Review: ‘Mom and Dad’ is a B-movie with a message – too bad it’s sloppy and awkward

Selma Blair and Nicolas Cage as parents in the horror-comedy film “Mom and Dad.” (Momentum Pictures)
By Pat Padua Special to the Washington Post

What if it’s not young people who are the root of society’s ills, as their elders so often complain, but the elders themselves?

That’s the question at the heart of the horror-comedy “Mom and Dad.” But despite a glorious performance by Nicolas Cage as a vicious father, this vivid satire of a world turned upside down is marred by writer-director Brian Taylor’s sloppy filmmaking

The movie plays out over the course of one brutal day of parenting. Brent Ryan (Cage) and his wife, Kendall (Selma Blair), have the usual problems raising a teenage daughter Carly (Anne Winters) and a young son (Zackary Arthur). Dad, for instance, insists that Carly stop seeing her rebellious boyfriend, if only because he remembers sowing his own wild oats in high school and doesn’t want her dating the kind of boy he used to be.

As the day progresses, however, news reports begin coming in about a mysterious, widespread hysteria in which parents attempt to murder their children. Before long, the Ryans are firing up the power saw and chasing down the kids.

The greatest ham actor of his generation, Cage delivers one of his most vibrant performances in years. But it’s in the service of poorly choreographed action scenes and a script in which the Ryans’ midlife crisis is set up by an awkward flashback.

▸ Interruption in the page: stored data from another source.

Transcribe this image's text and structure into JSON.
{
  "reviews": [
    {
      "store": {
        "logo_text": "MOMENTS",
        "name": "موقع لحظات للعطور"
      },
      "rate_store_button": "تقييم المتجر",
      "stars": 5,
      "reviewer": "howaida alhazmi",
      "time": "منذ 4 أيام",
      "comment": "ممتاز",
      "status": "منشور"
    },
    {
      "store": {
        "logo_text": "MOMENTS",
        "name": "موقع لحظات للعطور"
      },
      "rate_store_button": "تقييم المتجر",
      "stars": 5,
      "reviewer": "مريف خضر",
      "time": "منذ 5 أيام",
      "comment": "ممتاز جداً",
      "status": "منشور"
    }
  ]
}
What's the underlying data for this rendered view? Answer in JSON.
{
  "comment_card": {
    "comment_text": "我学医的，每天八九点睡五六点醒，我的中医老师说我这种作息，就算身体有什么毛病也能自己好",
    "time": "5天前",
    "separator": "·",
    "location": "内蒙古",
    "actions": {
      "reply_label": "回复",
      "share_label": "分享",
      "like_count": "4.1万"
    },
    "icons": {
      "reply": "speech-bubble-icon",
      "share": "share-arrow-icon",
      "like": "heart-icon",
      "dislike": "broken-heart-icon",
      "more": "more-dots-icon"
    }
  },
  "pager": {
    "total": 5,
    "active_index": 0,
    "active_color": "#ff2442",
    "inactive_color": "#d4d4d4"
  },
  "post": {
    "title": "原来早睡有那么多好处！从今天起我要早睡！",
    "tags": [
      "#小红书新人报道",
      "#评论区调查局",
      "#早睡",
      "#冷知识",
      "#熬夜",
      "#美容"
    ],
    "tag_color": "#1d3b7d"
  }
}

Although this allows Cage to take a sledgehammer to a pool table – an impressive spectacle – it interrupts the film’s grisly momentum.

Underneath all the sensationalism, “Mom and Dad” is a B-movie with a message, one that takes the theme of last year’s Romanian art house drama “Graduation” to a Grand Guignol extreme: Adult corruption isn’t just setting a bad example for our kids – it’s killing them.